Essere legal manager
General counsel: l’evoluzione è in atto. È questo il segno lasciato dagli Inhousecommunity Days del mese scorso. C’è chi ha parlato di “metamorfosi” di una professione sempre più articolata e decisiva per la vita delle aziende in cui i giuristi operano; c’è chi si è soffermato sulla rinnovata forza contrattuale di coloro che oggi cercano lavoro in questo ambito; chi ha sottolineato il superamento – anche sul piano della retribuzione – della concezione della professione in house come di “serie B” rispetto alla più blasonata avvocatura del libero foro. #Internazionalizzazione, #sostenibilità, #tecnologia, #specializzazione sono solo alcuni degli hashtag che ci hanno regalato le conferenze romane di fine settembre.

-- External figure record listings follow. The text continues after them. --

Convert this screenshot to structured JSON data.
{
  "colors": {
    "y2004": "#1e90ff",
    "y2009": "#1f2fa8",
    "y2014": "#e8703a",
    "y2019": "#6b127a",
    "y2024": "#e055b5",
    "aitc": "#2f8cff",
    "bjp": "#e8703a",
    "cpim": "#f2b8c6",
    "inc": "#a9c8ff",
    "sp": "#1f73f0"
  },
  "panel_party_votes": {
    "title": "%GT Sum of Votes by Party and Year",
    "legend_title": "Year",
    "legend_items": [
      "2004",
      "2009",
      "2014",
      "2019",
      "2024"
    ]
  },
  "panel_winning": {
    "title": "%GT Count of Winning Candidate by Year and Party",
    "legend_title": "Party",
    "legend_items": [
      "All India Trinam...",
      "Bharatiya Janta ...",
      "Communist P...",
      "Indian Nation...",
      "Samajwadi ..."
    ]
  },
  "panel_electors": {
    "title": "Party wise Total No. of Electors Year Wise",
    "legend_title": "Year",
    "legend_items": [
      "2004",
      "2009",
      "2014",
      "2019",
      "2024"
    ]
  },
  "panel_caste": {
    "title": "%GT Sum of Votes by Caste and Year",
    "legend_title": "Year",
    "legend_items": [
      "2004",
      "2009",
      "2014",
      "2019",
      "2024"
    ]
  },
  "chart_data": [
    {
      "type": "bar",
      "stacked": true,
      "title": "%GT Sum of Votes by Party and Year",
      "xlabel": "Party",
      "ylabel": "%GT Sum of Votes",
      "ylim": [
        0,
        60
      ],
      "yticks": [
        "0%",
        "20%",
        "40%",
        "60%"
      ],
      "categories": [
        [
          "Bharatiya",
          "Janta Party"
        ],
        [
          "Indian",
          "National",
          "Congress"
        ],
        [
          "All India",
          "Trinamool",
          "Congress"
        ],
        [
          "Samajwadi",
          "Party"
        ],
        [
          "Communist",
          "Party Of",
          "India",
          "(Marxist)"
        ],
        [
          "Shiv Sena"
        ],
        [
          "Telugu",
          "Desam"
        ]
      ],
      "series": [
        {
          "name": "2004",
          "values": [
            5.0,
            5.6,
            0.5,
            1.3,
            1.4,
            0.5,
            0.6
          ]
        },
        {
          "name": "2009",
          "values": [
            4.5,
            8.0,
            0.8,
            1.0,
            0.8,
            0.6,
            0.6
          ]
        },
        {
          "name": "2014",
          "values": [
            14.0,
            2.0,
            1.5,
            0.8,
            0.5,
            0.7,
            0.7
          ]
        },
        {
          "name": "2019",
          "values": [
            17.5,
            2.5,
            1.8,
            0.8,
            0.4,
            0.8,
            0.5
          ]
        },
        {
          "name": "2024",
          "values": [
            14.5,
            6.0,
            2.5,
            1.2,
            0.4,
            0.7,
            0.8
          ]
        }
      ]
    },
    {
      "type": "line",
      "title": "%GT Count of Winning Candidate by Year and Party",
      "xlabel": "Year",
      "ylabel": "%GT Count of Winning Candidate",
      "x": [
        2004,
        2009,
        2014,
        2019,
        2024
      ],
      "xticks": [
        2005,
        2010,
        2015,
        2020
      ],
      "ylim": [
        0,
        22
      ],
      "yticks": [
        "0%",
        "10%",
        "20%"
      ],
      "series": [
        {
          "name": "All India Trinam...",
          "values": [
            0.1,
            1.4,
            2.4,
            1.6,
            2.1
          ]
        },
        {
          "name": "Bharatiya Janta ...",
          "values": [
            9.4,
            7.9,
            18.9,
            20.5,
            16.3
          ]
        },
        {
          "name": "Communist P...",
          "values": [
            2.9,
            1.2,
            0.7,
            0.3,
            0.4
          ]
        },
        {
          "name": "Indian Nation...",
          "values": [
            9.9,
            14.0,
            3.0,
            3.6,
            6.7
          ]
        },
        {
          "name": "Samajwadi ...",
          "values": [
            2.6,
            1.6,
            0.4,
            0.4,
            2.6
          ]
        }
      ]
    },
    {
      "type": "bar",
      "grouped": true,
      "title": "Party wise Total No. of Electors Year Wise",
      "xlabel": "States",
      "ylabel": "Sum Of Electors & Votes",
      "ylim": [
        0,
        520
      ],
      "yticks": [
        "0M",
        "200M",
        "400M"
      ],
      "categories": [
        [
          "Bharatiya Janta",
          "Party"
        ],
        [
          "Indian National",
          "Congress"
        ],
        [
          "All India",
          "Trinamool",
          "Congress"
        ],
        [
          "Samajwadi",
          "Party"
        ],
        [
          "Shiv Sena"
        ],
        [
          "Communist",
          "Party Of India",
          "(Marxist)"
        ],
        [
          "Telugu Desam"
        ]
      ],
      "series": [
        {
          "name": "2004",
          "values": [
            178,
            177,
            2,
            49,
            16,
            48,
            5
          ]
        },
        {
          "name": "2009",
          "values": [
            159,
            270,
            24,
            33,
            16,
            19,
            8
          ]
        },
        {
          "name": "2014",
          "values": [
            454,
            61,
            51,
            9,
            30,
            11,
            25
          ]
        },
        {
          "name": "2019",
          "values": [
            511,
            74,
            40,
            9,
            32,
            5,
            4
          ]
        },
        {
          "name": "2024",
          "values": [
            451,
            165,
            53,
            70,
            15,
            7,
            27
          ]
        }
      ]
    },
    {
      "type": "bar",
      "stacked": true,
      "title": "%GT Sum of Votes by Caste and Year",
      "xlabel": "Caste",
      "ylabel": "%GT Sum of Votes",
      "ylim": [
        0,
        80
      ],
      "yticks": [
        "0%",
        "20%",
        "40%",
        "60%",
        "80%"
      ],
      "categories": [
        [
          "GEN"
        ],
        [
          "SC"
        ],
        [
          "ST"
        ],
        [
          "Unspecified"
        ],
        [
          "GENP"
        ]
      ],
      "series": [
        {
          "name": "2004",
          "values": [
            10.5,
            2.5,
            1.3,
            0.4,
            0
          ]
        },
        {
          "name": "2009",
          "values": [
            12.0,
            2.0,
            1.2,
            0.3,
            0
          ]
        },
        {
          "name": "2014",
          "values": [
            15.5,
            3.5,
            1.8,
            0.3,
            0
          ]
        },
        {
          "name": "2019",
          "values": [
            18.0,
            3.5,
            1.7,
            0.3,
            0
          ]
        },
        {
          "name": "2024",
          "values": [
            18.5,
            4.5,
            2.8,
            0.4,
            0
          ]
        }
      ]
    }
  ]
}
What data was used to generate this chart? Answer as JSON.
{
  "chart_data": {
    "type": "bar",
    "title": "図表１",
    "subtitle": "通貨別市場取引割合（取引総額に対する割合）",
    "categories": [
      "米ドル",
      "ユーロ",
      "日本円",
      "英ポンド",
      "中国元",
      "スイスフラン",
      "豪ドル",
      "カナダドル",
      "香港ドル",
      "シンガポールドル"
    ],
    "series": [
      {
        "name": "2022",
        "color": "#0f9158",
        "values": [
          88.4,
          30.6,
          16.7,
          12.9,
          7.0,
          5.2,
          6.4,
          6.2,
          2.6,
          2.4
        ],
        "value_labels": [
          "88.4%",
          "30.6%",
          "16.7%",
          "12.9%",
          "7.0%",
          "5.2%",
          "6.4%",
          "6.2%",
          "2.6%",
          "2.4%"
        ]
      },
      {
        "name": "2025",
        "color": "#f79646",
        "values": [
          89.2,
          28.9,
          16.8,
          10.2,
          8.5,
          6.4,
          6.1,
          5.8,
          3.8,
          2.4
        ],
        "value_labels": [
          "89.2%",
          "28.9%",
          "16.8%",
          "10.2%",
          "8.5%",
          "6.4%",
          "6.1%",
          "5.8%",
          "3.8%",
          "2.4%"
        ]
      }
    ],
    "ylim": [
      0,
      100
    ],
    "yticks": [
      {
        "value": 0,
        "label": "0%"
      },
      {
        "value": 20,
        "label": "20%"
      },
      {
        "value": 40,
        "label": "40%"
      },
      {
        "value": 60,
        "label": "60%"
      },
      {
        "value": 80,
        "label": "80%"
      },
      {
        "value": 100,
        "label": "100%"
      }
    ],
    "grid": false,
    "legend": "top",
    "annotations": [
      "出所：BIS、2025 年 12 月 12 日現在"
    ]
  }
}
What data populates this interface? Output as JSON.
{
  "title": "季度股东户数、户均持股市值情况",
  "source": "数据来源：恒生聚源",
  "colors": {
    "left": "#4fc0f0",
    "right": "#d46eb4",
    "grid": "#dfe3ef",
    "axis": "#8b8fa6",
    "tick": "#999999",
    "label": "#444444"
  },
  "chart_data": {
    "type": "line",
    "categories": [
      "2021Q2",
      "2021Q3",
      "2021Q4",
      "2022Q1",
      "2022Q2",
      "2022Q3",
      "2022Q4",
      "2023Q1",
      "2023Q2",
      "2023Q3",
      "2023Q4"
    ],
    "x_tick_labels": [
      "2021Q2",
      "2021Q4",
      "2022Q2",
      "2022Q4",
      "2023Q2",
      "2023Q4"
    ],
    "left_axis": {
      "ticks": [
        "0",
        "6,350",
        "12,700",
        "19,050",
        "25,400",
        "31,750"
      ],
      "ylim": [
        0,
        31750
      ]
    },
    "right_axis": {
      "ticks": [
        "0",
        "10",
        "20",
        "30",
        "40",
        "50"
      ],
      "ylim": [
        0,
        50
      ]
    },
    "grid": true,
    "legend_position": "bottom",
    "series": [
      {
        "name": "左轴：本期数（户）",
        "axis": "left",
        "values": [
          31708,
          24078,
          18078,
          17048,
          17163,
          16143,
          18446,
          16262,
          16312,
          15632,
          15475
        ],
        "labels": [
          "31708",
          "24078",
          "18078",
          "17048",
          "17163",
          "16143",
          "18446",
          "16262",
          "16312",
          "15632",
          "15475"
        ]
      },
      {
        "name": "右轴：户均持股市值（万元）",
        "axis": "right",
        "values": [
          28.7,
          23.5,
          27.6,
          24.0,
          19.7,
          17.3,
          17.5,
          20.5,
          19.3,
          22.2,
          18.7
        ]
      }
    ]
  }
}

Se ne ricava è una sempre più marcata centralità del giurista d’impresa, nella propria organizzazione e anche all’interno della categoria professionale. C’è una tendenza di fondo, che in alcuni casi è già realtà, mentre in molti altri è ancora solo una prospettiva in divenire: la trasformazione del corporate counsel in vero e proprio “manager legale”. Un profilo C-level, con tutto ciò che ne consegue in termini di competenze, gestione, visione, valorizzazione dei propri collaboratori, capacità di delega, apertura all’innovazione e via dicendo. Sempre su queste pagine, Andrea Pezzangora (gc del gruppo Benetton) aveva descritto l’importanza di una direzione legale pienamente compenetrata nell’organizzazione aziendale e di come la funzione di general counsel contribuisca «a far sì che l’applicazione delle procedure aziendali (…) non sia sterile ma “pensante”» (vedi MAG 187).
ESSERE LEGAL MANAGER
Torniamo a Roma, Inhousecommunity Days 2022. “Onniscente, onnipresente, onnipotente”. Le tre qualità che si richiedono a un general counsel che si rispetti, descritte con efficace ironia da Sandra Mori, nel corso del suo Keynote Speech: «Se non avete queste tre caratteristiche, ripensate un attimino al vostro futuro…», ha scherzato la ambassador di In2Law. Mori vanta alle spalle un’importante carriera sia in studio che da legale d’azienda e ha tracciato con l’abilità di chi sa di cosa parla il percorso evolutivo della professione in house. Da “risk manager”, col ruolo di semaforo, a “business partner” immerso in ogni meandro della vita aziendale, con relativa dispersione di tempo ed energie. E ora? L’evoluzione ci porta al “legal manager”: una figura che, con approccio sistematico e strutturato «deve passare da gestire i cambiamenti dettati dalle urgenze a definire un vero e proprio modello operativo per la gestione della funzione legale», spiega ancora Mori. Il legal management, dunque, si impone come una delle tante soft skill nel bagaglio del general counsel: «Un approccio, un modo di guardare al lavoro legale all’interno dell’azienda in maniera strutturata, che deve partire dall’analisi dei modelli operativi e di quello che l’azienda ha al suo interno». In quest’ottica, conoscere i processi aziendali diventa il solo modo di «capire quali sono i punti nodali della gestione e intervenire su quelli: questo rende il lavoro più concreto, (…) permette di allineare la funzione legale al modello di business dell’azienda e gestire il rischio legale in maniera molto più efficiente», con l’importante conseguenza, sempre secondo Mori, di rendere misurabile l’impatto della funzione legale sul processo aziendale.